The housing affordability crisis is a prevalent issue for low- and moderate-income renters in the United States.
While government subsidies can be highly effective, funding limitations have prevented most renters who are eligible for subsidies to receive them. Many of these low-income renters live in small rental properties (SRPs), which consist of unsubsidized and unregulated low-cost rental units — many by choice, others by necessity.
Although such low rents might be attributed to low-quality construction and undesirable locations, scholars have long argued that the landlords purposely set the rents below market for decent-quality units. However, this argument has never been empirically proven and the extent to which owners set rent below the market is unclear.
In order to investigate the extent of below-market rent setting and the factors that affected the SRP owners’ decision to lower the rent below its market value, Nathaniel Decker surveyed 950 SRP owners in the top 149 U.S. metros.
In "Affordable Housing Without Public Subsidies" in the Journal of the American Planning Association (Vol. 87, No. 1), Nathaniel Decker argues that almost half of survey respondents intentionally provided an average of 16 percent discount to their tenants for diverse reasons, which involved economic and social factors, as well as owners’ market expertise.

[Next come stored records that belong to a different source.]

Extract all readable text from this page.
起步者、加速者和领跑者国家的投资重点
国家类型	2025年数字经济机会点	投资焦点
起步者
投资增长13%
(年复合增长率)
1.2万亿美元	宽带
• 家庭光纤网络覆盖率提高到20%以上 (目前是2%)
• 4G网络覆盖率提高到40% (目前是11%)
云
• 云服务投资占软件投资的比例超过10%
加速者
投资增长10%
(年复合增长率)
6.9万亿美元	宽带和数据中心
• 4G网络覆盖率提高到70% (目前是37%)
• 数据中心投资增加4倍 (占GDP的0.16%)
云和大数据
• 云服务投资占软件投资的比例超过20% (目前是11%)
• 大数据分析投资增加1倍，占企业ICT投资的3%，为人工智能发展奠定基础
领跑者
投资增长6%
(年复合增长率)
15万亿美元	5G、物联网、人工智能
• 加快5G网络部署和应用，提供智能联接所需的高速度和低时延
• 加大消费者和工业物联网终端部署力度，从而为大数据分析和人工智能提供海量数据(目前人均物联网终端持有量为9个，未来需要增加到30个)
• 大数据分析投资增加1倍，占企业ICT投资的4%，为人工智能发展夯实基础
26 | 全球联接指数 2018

Based on an additional 161 phone interviews with SRP owners, Decker found that landlords used below-market rent strategies to prevent vacancy losses and to attract or retain trusted tenants. In some cases, they considered the tenants’ income in setting up the rents.
These interviews also suggested that larger portfolio landlords were less likely to set rents below market due to escalator clauses in the leases and utilization of market data. However, the impact of portfolio size was not proven to be substantial in the regressions despite the result of these interviews.
Regression analysis added a critical layer to understanding factors affecting rent setting among the group of all SRP owners in the United States. Interestingly, the factors that are assumed in the existing theory to affect the rent prices (i.e., local market conditions, landlords’ asset portfolio, and experience) had no discernible impact on below-market rent setting.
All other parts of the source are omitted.